Sie stand da wie angewurzelt. Irgendwie niedlich, dass sie sich so sehr vor mir genierte, obwohl sie am Strand noch so eine große Klappe hatte.

Ich griff nach der Haarbürste, die am Waschbecken lag und ging ein paar Schritte auf sie zu. Danach hielt ich ihr sie so hin, dass sie sich nicht umdrehen musste. Dabei wisperte ich in ihr Ohr: »Findest du sie abstoßend?«

Sie zuckte für einen kurzen Augenblick lang zusammen und versuchte blitzschnell nach der Haarbürste zu greifen. Doch ich hielt sie hoch, weil ich zuerst eine Antwort von ihr hören wollte.

Daraufhin entfuhr ihr ein genervter Laut. »Ich weiß nicht, wen oder was du meinst, Mitch.«

»Die kaum zu übersehende Beinprothese ...«

Sie warf einen flüchtigen Blick zur Seite. »Die habe ich gar nicht gesehen, weil ich damit beschäftigt war ...«

»Was, auf meine nackten Körper zu starren?«

Sie schluckte schwer. »Unter anderem, ja. Aber bilde dir bloß nichts darauf ein! Es war mehr oder weniger wie ein Autounfall ... Man konnte weder hin- noch wegsehen.«

Wie ein Autounfall ...

Unfall-Unfall-Unfall, hallte es in meinem Kopf wider. Und wieder und wieder.
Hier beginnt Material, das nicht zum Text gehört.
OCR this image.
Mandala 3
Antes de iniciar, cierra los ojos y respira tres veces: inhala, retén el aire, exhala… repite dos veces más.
»Hier ...«, krächzte ich. »Deine Bürste. Und das nächste Mal klopfst du gefälligst an.«

Lia griff nach dem Bürstenstiel und stürmte aus dem Badezimmer. Als die Tür ins Schloss fiel, sperrte ich vorsorglich ab, damit so etwas nicht noch einmal passierte.
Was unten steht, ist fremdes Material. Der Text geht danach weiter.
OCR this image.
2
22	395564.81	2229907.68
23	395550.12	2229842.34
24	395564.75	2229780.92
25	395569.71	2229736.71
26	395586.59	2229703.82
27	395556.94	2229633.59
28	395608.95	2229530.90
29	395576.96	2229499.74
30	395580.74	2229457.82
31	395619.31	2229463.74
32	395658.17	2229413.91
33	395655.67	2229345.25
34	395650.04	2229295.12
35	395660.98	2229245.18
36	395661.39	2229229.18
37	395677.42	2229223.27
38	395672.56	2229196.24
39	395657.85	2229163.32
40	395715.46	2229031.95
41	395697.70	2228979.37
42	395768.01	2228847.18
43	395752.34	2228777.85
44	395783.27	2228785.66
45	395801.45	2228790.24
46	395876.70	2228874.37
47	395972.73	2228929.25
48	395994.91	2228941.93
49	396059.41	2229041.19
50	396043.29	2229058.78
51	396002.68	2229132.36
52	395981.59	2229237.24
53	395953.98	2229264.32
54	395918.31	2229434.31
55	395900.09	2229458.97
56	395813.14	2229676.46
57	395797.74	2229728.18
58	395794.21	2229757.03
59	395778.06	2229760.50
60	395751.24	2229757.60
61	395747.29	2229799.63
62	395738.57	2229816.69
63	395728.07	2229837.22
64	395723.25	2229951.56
Anschließend strich ich mir mein feuchtes Haar aus dem Gesicht, ehe ich mich unter die Dusche stellte und das heiße Wasser auf mich einprasseln ließ.

Scheiße, was war das?!

Ich konnte einen deutlichen Stich in meiner Brust spüren, als Lia das Wort »Autounfall« ausgesprochen hatte. Vielleicht, weil ich schon lange nicht mehr darüber nachgedacht hatte. Aber bei dem abwertenden Klang in ihrer Stimme, wurde ich sofort in der Zeit zurückkatapultiert.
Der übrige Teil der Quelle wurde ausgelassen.